Обед на скорую руку, состоящий из нескольких поджаренных кусков xarque, разнообразили лесными плодами: орехи токари; плоды дикого какао с белой, кислой, как будто шипучей мякотью; ягоды дерева апама; плоды и семена кажу. Дождь лил всю ночь на пальмовые навесы над гамаками. На рассвете лес, безмолвный на протяжении всего дня, огласили на несколько минут крики обезьян и попугаев. Мы снова отправились в путь, и каждый старался не потерять из вида спину впереди идущего, из опасения, что стоит уклониться в сторону на несколько метров, как окончательно заблудишься, и звать на помощь будет бесполезно. Так как одна из самых удивительных особенностей этого леса – то, что он кажется погруженным в среду более плотную, чем воздух: туда проникал только слабый зеленоватый свет, и голоса были почти не слышны. Необычайная царящая здесь тишина, возможно, результат этой особенности, непременно захватит путешественника, если напряженное внимание, которого требует дорога, уже не заставило его замолчать. Эту гнетущую атмосферу усиливало моральное и физическое напряжение.
Время от времени наш гид наклонялся к краю своей невидимой тропинки, чтобы ловким движением поднять лист и показать нам скрытый под ним копьевидный обломок бамбука, наискось воткнутого в землю, чтобы ступня врага напоролась на него.

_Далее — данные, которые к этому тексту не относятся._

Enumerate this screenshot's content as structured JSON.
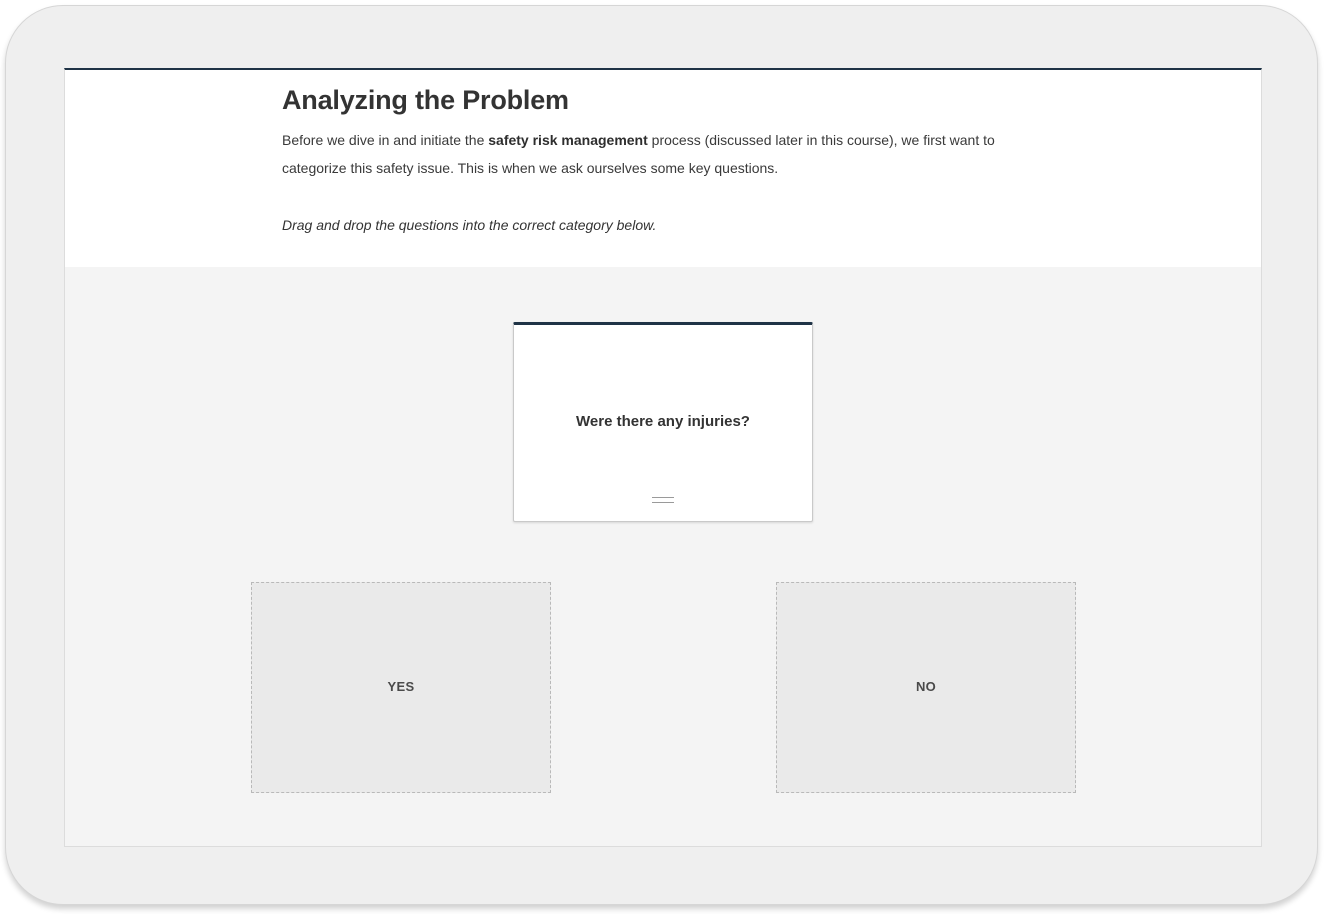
{
  "lesson": {
    "title": "Analyzing the Problem",
    "intro_before": "Before we dive in and initiate the ",
    "intro_bold": "safety risk management",
    "intro_after": " process (discussed later in this course), we first want to categorize this safety issue. This is when we ask ourselves some key questions.",
    "instruction": "Drag and drop the questions into the correct category below."
  },
  "activity": {
    "card_text": "Were there any injuries?",
    "categories": [
      {
        "label": "YES"
      },
      {
        "label": "NO"
      }
    ]
  }
}
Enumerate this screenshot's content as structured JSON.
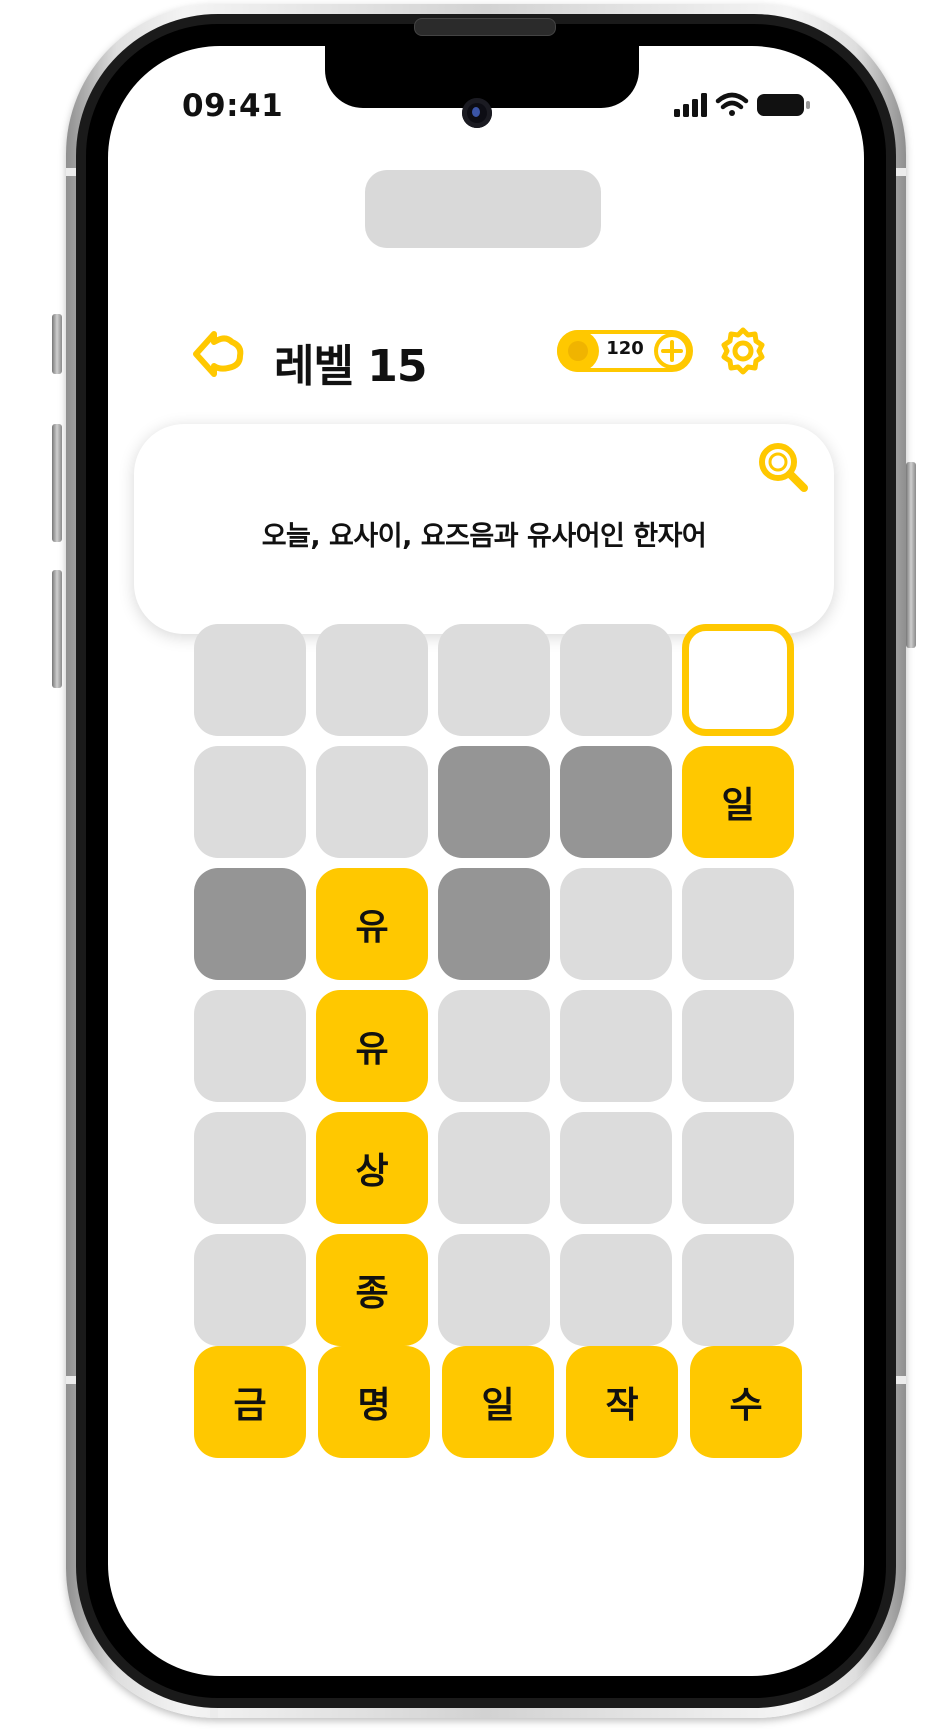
{
  "status_bar": {
    "time": "09:41"
  },
  "header": {
    "level_title": "레벨 15",
    "coins": "120"
  },
  "clue": {
    "text": "오늘, 요사이, 요즈음과 유사어인 한자어"
  },
  "grid": {
    "rows": [
      [
        {
          "state": "empty",
          "letter": ""
        },
        {
          "state": "empty",
          "letter": ""
        },
        {
          "state": "empty",
          "letter": ""
        },
        {
          "state": "empty",
          "letter": ""
        },
        {
          "state": "selected",
          "letter": ""
        }
      ],
      [
        {
          "state": "empty",
          "letter": ""
        },
        {
          "state": "empty",
          "letter": ""
        },
        {
          "state": "blocked",
          "letter": ""
        },
        {
          "state": "blocked",
          "letter": ""
        },
        {
          "state": "filled",
          "letter": "일"
        }
      ],
      [
        {
          "state": "blocked",
          "letter": ""
        },
        {
          "state": "filled",
          "letter": "유"
        },
        {
          "state": "blocked",
          "letter": ""
        },
        {
          "state": "empty",
          "letter": ""
        },
        {
          "state": "empty",
          "letter": ""
        }
      ],
      [
        {
          "state": "empty",
          "letter": ""
        },
        {
          "state": "filled",
          "letter": "유"
        },
        {
          "state": "empty",
          "letter": ""
        },
        {
          "state": "empty",
          "letter": ""
        },
        {
          "state": "empty",
          "letter": ""
        }
      ],
      [
        {
          "state": "empty",
          "letter": ""
        },
        {
          "state": "filled",
          "letter": "상"
        },
        {
          "state": "empty",
          "letter": ""
        },
        {
          "state": "empty",
          "letter": ""
        },
        {
          "state": "empty",
          "letter": ""
        }
      ],
      [
        {
          "state": "empty",
          "letter": ""
        },
        {
          "state": "filled",
          "letter": "종"
        },
        {
          "state": "empty",
          "letter": ""
        },
        {
          "state": "empty",
          "letter": ""
        },
        {
          "state": "empty",
          "letter": ""
        }
      ]
    ]
  },
  "keyboard": {
    "letters": [
      "금",
      "명",
      "일",
      "작",
      "수"
    ]
  },
  "icons": {
    "back": "cloud-arrow-back-icon",
    "coin": "coin-icon",
    "add_coins": "plus-circle-icon",
    "settings": "gear-icon",
    "hint": "magnifier-icon",
    "signal": "cellular-signal-icon",
    "wifi": "wifi-icon",
    "battery": "battery-icon"
  },
  "colors": {
    "accent": "#ffc800",
    "cell_empty": "#dcdcdc",
    "cell_blocked": "#959595",
    "text": "#111111"
  }
}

Это ловушки, которые они называют «min», посредством которых тупи-кавахиб защищают подступы к своей деревне; прежде тупи использовали более крупные.
После полудня мы достигли castanhal, группы каштановых деревьев, вокруг которых туземцы (которые методично разрабатывают лес) расчистили маленькую поляну, чтобы было легче собирать упавшие плоды. Там обитало население деревни: обнаженные мужчины, носящие пениальный чехол, уже замеченный на помощнике вождя, женщины, на которых не было ничего, кроме полоски из тканого хлопка, некогда окрашенного красным уруку и порыжевшего вокруг поясницы от носки. Вцелом начитывалось шесть женщин, семь мужчин, из которых один подросток, и трое маленьких девочек, приблизительно одного, двух или трех лет. Вероятно, группа была одной из самых малочисленных, и трудно было представить, как ей удалось в течение, по крайней мере, тринадцати лет (то есть с момента исчезновения деревни Абайтары) выжить, отрезанной от всякого контакта с внешним миром. Среди них было двое страдающих параличом нижних конечностей: молодая женщина, которая передвигалась с помощью двух палок, и мужчина, тоже молодой, который ползал, как безногий. Его колени выступали над тощими ногами, распухшие с внутренней стороны и словно наполненные серозной жидкостью, пальцы левой ноги были парализованы, тогда как на правой сохранили подвижность. Однако оба инвалида могли перемещаться по лесу и даже преодолевать большие расстояния с видимой легкостью. Был ли это полиомиелит или какой-то другой вирус? Видя этих несчастных, предоставленных самим себе среди природы более враждебной, чем та, которой способен противостоять человек, я со скорбью вспоминал страницы Теве, который посетил тупи в XVI веке, где он удивляется, что этот народ, «состоящий из тех же элементов, что и мы… никогда… не страдает от проказы, паралича, летаргии, шанкровых или язвенных заболеваний, или других пороков тела, которые имеют видимые проявления». Он не подозревал, что он и его товарищи были предвестниками этих болезней.